Barrow began his study of the materials and the physical characteristics of cellulose acetate lamination shortly after he and the model shop engineers had visited the National Archives to examine the flatbed laminator. Again, he turned to the NBS for information. His correspondence and visits with Scribner and others at NBS's paper research section continued until 1940. There is no contemporary documentation of the beginning of the design phase of the roller-type laminator. Barrow may have asked the engineers to wait to begin designing a small-scale adaptation of the existing laminating equipment until he was reasonably confident that cellulose acetate lamination was at least as well-tested and long lasting as were traditional lamination methods and materials.

At the beginning of 1937, Scribner wrote to Barrow giving him extensive information about the results of the tests by NBS on both Japanese paper and cellulose acetate foil. The tests found both materials were stable and permanent and therefore more appropriate for document restoration than silk. in addition, Scribner recommended publications to Barrow (Scribner 21 January 1937), as he did throughout their long correspondence.

The prototype of the roller-type laminator must have been designed and built by September 1937 when Barrow asked Scribner where the appropriate cellulose acetate foil could be purchased. Scribner put him in contact with vendors (Scribner 9 September 1937), and Barrow immediately purchased a small amount (Barrow 11 September 1937).

After more than a year of testing and equipment development, by late 1937, Barrow had his laminating equipment and the beginnings of his own process of document restoration (Barrow 13 January 1938). Barrow used his new equipment to laminate papers of different ages and conditions. These samples were to be tested by Scribner in the ongoing lamination-testing program at NBS, and Barrow was informed of the results, especially those concerning stability, strength, and permanence. The early correspondence between Barrow and Scribner clearly shows that Barrow was not merely taking instruction from NBS, but was also helping them in their series of studies by sending them laminated paper samples. Some of these studies were done jointly with the GPO (Barrow 12 April 1938).
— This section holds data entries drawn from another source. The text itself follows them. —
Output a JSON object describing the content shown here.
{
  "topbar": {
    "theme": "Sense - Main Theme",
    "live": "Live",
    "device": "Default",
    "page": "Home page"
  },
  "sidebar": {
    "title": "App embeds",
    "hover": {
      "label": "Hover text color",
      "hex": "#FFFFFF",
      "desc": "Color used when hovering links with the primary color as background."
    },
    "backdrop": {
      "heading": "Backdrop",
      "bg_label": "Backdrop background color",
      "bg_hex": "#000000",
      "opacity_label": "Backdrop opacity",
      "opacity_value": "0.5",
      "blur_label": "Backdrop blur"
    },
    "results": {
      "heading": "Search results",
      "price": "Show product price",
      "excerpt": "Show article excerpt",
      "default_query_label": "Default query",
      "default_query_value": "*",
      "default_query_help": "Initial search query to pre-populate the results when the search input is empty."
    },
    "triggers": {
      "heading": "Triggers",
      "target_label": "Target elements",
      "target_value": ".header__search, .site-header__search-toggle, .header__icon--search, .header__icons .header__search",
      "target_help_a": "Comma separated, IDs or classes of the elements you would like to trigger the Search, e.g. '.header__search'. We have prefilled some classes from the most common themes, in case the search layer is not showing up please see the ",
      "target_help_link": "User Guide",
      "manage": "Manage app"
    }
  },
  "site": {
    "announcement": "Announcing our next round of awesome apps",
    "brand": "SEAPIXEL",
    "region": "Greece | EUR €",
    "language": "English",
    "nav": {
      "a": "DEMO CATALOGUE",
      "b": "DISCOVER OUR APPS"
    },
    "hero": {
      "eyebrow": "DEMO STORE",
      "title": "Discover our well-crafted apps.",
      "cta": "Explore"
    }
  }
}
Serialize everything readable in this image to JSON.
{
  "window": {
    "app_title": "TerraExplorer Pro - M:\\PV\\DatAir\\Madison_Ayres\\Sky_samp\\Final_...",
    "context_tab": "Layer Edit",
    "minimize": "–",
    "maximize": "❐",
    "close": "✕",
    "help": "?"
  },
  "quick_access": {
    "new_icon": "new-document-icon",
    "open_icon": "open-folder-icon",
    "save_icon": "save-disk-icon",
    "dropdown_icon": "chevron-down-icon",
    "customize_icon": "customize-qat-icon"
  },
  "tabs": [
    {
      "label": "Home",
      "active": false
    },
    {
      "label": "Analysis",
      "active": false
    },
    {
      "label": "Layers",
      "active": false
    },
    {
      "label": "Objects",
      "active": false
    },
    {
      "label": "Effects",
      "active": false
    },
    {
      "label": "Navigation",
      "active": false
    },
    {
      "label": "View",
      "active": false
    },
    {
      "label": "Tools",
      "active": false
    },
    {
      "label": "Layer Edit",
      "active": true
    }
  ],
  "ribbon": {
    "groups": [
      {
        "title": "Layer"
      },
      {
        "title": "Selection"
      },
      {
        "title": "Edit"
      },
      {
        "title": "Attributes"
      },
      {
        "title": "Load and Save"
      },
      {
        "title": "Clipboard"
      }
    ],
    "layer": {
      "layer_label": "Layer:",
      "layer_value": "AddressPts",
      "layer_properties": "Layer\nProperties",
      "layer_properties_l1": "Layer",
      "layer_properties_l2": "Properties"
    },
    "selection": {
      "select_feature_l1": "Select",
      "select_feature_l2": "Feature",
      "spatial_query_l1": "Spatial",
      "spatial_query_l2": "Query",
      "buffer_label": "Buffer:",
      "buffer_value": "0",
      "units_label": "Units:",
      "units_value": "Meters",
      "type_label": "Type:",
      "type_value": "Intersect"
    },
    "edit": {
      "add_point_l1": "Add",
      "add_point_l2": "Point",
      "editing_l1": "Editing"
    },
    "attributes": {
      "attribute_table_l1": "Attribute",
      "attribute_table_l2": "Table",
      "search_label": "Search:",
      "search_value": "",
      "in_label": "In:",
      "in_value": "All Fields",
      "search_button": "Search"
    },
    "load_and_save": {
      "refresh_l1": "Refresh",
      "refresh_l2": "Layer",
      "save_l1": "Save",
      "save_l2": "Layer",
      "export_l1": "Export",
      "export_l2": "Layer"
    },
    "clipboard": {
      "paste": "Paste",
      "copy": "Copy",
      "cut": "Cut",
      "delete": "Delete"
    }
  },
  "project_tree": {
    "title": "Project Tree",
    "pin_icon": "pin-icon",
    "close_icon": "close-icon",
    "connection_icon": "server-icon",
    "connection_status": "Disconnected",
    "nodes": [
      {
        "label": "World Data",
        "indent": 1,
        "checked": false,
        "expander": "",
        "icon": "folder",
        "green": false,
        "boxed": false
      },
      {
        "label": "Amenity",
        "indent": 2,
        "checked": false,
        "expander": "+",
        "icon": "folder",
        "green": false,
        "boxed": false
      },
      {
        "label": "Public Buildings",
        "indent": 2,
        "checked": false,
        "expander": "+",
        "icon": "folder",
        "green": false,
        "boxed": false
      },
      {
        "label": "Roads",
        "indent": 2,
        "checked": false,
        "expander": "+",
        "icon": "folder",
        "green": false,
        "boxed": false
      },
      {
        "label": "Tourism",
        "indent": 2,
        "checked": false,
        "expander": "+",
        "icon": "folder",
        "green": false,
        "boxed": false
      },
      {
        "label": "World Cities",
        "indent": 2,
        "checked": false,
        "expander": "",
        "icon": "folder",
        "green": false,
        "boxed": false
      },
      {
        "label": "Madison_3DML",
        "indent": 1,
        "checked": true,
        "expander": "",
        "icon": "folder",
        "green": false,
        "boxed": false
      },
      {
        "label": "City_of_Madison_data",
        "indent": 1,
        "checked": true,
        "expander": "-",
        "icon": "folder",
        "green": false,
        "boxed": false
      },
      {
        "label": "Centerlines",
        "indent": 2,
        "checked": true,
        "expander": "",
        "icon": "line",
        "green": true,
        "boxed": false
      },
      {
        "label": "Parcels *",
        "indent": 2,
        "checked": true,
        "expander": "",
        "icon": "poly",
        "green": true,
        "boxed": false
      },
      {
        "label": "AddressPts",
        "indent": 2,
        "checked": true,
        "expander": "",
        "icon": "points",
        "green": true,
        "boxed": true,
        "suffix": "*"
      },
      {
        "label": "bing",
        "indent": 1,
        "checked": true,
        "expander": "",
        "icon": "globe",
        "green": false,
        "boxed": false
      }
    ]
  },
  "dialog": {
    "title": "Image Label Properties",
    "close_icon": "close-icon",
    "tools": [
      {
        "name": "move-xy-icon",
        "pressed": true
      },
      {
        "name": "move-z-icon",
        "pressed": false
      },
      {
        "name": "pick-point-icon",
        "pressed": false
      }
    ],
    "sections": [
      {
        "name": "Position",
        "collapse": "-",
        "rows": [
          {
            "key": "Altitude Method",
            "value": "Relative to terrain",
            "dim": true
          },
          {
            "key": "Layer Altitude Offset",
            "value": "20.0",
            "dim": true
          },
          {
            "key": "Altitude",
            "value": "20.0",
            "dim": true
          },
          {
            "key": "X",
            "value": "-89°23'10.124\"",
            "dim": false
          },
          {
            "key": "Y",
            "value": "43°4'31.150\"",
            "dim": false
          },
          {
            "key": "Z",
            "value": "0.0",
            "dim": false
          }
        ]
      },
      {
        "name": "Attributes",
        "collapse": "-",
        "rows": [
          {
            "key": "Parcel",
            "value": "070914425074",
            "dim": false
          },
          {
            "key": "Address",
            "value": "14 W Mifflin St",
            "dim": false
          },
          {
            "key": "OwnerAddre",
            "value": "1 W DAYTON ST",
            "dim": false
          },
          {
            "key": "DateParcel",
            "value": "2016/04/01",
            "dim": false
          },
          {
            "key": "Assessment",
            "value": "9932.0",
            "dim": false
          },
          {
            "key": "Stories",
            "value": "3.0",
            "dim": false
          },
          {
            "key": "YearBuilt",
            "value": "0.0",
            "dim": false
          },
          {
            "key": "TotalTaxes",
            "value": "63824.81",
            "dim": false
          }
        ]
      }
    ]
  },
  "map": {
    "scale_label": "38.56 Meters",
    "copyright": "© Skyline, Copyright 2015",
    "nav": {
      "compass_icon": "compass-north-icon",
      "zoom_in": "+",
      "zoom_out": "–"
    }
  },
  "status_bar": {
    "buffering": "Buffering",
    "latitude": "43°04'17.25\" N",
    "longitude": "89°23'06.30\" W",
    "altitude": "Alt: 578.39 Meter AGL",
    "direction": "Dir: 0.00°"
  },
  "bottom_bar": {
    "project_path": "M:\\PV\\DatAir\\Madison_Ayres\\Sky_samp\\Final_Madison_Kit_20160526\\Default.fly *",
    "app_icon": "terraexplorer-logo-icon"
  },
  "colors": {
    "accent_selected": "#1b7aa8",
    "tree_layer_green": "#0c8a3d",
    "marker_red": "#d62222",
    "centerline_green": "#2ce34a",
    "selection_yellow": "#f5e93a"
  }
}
The prototype laminator was homemade at Mariners from surplus ship parts of heavy gauge steel. It looked ungainly, without styling or decoration. The prototype was almost five feet high, five feet long, but only about three feet wide. Its narrow width limited the size of documents Barrow could laminate in one piece. It resembled a workbench with a flat oven, small metal calender rollers, large temperature gauge, and an electric motor attached. The deteriorated document was placed between sheets of cellulose acetate and "tacked" into place with drops of acetone, which softened the cellulose acetate and made it stick to itself. This sandwich was placed between pieces of tracing cloth (to give a matte texture to the shiny plastic surface), supported between sheets of cardboard, and placed into the laminator to heat in the built-in flat oven. The temperature gauge measured oven heat. When the temperature reached approximately 400° F, Barrow removed the document sandwich. He then passed the heated document sandwich between metal rollers to apply pressure. Barrow admitted the pressure applied by these rollers could not be measured accurately. He guessed it was about 1,000 pounds per square inch based upon what he knew of cellulose acetate foil's characteristics. the rollers did apply enough pressure to squeeze the softened cellulose acetate into the porous surface of the paper document. The document was thus completely sealed in the cellulose acetate and could be handled and read no matter how brittle or fragile the original document may have been (Barrow develops process . . . 1939).

Following a visit to NBS some time in early January 1938, Barrow remarked in his thank-you letter to Scribner that "my knowledge of paper and its restoration has been greatly increased by your helpful suggestions." This 1938 letter is the first mention from Barrow of his study of paper per se separate from lamination or restoration. Barrow continued his letter with many questions about the effect of ink on paper deterioration. His letters show that during the late 1930s and throughout the 1940s he was interested in inks, their fading, and their effect on the chemistry of paper. Barrow studied ink with at least the same diligence and effort he applied to the study of paper (Barrow 13 January 1938).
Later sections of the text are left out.